CLIP: Surpassing Supervised Vision Approaches by Learning on Text about the Image

Overview

Blog

CLIP

An Overview on CLIP a model which connected Image and Text as modalities by Aligning text to the image

Kaushik Tiwari

Founder @SNR.Audio

April 22, 2024

Modern computer vision systems are like helpful robots, but they're often only programmed to recognize a small range of specific things. This can be a bit limiting and means they need extra training to recognize anything else. Sometimes, you might read a paper or see a model that claims to be the best of the best, but they don't always live up to the hype in real life. This is usually because their performance results, which might look impressive on paper, are super optimized. the authors of CLIP have a solution to this very problem: "Why not learn directly from raw text about images? “

How CLIP works ?

CLIP pre-trains an image encoder and a text encoder to predict which images were paired with which texts in our dataset. This behavior is then used to turn CLIP into a zero-shot classifier. All classes in a dataset are converted into captions such as "a photo of a dog", and the class of the caption that CLIP estimates best pairs with a given image is predicted.

‍

CLIP Pretraining

CLIP was built to address the following challenges in No Particular Order

Costly datasets
Narrow Scope of Benchmark Datasets - (Going beyond 10, 100, 1000/N classes)
Poor Real World Performance

Pretraining the CLIP Model

‍

The Contrastive Language Image Pre-training (CLIP) model involves the following process:

We start with paired text and image inputs.
At each step, a batch is randomly sampled from a large dataset of these pairs.
The text is converted into feature vectors (T1, T2, …, TN) using a text encoder, while the images are similarly transformed using an image encoder, resulting in image feature vectors (I1, I2, …, IN).
We then calculate the cosine similarities between the text and image vectors. In the figure above, the matching text and image pairs are highlighted in blue (I1.T1, I2.T2, …, IN.TN).
For contrastive pre-training, our goal is for these highlighted similarity values to be high. This indicates that matching texts and images are mapped to a similar region in the feature space and the remaining similarities should be lower.
To accomplish this, we treat the similarity values as scaled logits and input them into a softmax classifier. This effectively transforms the problem into a classification task and we aim to minimise the Cross Entropy Loss. (We want each pair of images and texts to have a high probability.)
We repeat this for all image and text pairs in the batch and aim to minimise the average Cross Entropy Loss, which corresponds to the InfoNCE loss.

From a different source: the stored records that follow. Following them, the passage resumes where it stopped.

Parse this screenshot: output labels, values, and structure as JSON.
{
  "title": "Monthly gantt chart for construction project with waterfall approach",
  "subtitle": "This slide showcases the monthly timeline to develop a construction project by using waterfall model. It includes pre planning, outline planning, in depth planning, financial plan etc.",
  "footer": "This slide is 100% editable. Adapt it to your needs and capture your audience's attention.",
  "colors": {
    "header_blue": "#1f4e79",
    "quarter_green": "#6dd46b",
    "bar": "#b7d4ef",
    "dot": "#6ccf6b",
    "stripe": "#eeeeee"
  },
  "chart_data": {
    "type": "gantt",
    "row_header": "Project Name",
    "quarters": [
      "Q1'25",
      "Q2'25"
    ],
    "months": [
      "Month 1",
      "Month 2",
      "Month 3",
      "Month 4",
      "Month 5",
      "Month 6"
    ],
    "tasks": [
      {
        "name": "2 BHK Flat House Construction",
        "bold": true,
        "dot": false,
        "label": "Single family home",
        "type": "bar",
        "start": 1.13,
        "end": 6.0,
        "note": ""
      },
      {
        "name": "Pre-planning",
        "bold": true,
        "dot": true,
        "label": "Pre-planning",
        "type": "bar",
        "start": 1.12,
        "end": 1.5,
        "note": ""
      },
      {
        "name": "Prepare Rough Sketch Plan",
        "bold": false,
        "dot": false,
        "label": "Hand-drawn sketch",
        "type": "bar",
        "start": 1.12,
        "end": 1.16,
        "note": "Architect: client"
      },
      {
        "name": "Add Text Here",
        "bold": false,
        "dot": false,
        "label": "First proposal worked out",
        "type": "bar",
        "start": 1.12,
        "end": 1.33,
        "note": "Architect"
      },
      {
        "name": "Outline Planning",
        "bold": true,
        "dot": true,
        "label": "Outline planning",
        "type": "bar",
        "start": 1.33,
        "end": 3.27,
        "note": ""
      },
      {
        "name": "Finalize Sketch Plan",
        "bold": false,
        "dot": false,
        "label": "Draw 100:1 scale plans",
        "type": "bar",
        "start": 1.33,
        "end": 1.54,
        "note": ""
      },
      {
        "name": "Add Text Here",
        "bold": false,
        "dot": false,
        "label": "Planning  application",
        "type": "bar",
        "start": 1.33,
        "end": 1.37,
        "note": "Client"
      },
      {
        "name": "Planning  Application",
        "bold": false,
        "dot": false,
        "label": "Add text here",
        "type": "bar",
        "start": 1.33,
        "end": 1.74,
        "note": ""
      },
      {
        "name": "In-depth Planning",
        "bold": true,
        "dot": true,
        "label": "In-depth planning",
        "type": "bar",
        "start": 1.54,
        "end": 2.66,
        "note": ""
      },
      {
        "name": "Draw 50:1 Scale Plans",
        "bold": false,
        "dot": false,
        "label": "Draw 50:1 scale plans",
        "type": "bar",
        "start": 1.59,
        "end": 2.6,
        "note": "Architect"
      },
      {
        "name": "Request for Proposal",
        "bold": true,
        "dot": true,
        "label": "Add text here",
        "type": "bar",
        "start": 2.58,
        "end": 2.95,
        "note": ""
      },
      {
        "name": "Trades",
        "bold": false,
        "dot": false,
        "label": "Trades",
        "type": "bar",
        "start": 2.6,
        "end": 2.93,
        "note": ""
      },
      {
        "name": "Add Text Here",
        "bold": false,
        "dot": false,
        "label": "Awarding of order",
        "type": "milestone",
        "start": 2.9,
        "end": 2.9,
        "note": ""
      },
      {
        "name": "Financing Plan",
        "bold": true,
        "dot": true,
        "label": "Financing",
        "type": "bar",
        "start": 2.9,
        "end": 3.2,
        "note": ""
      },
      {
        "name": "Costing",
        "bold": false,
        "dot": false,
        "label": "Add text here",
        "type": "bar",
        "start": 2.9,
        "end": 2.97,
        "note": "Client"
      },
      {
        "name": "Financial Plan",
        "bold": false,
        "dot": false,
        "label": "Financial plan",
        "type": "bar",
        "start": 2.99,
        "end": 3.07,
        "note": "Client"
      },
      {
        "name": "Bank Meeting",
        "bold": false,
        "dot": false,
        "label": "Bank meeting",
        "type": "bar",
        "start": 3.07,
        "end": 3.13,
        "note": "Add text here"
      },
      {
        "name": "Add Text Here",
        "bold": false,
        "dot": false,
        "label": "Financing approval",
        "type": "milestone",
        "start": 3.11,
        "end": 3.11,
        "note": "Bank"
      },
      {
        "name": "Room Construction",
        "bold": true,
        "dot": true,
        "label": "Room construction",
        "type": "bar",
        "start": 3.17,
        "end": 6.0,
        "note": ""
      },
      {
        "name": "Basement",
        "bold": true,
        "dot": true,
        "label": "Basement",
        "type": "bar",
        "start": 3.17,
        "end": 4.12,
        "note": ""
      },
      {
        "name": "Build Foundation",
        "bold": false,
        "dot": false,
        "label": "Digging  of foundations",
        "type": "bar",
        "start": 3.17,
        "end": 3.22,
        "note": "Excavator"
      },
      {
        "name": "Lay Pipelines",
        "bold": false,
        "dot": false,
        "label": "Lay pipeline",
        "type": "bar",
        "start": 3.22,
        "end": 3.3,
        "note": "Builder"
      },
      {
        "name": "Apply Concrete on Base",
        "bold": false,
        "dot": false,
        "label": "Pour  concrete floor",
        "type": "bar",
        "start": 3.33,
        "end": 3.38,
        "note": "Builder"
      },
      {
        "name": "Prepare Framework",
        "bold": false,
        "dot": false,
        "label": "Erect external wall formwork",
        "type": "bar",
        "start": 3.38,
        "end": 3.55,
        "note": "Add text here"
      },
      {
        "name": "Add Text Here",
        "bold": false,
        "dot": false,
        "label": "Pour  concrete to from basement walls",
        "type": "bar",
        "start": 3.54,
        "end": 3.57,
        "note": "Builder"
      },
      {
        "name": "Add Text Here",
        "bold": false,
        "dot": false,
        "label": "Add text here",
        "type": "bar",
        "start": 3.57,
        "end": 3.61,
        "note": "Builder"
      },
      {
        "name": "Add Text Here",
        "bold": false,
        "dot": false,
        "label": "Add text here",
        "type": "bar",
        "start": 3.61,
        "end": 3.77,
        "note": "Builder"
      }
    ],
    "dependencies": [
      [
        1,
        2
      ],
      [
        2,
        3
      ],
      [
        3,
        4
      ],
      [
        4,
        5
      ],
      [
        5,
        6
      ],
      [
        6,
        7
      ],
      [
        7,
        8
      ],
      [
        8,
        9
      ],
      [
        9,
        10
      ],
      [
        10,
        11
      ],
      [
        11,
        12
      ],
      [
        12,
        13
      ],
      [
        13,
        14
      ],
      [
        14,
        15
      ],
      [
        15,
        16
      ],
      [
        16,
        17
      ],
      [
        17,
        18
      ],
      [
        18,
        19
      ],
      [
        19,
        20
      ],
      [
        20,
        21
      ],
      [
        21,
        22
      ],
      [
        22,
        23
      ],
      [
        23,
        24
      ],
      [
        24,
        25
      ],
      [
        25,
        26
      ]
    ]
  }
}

CLIP Inference and Additional Details about the Dataset
‍

Each of the potential label text classes is processed through the pre-trained text encoder to generate the text feature vectors (T1, T2, T3, …, TN).
The image to be classified is input into the pre-trained image encoder to generate the image feature vector (I1).
The cosine similarity between each of the text feature vectors (T1, T2, T3, …, TN) and the image feature vector (I1) is calculated.
The text feature vector that yields the highest cosine similarity is deemed the label of the image. This essentially means we're picking the text feature vector that is closest in angular distance to the image feature vector. As shown in the figure above, the highest value is dog.
The CLIP model is trained on 400 million image-text pairs from the internet.
The batch size for the input is 32,768.
32 epochs over the dataset.
Cosine learning rate decay is applied.
The architecture of the image encoder is ResNet-based or ViT-based.
The architecture of the text encoder is Transformer-based.

‍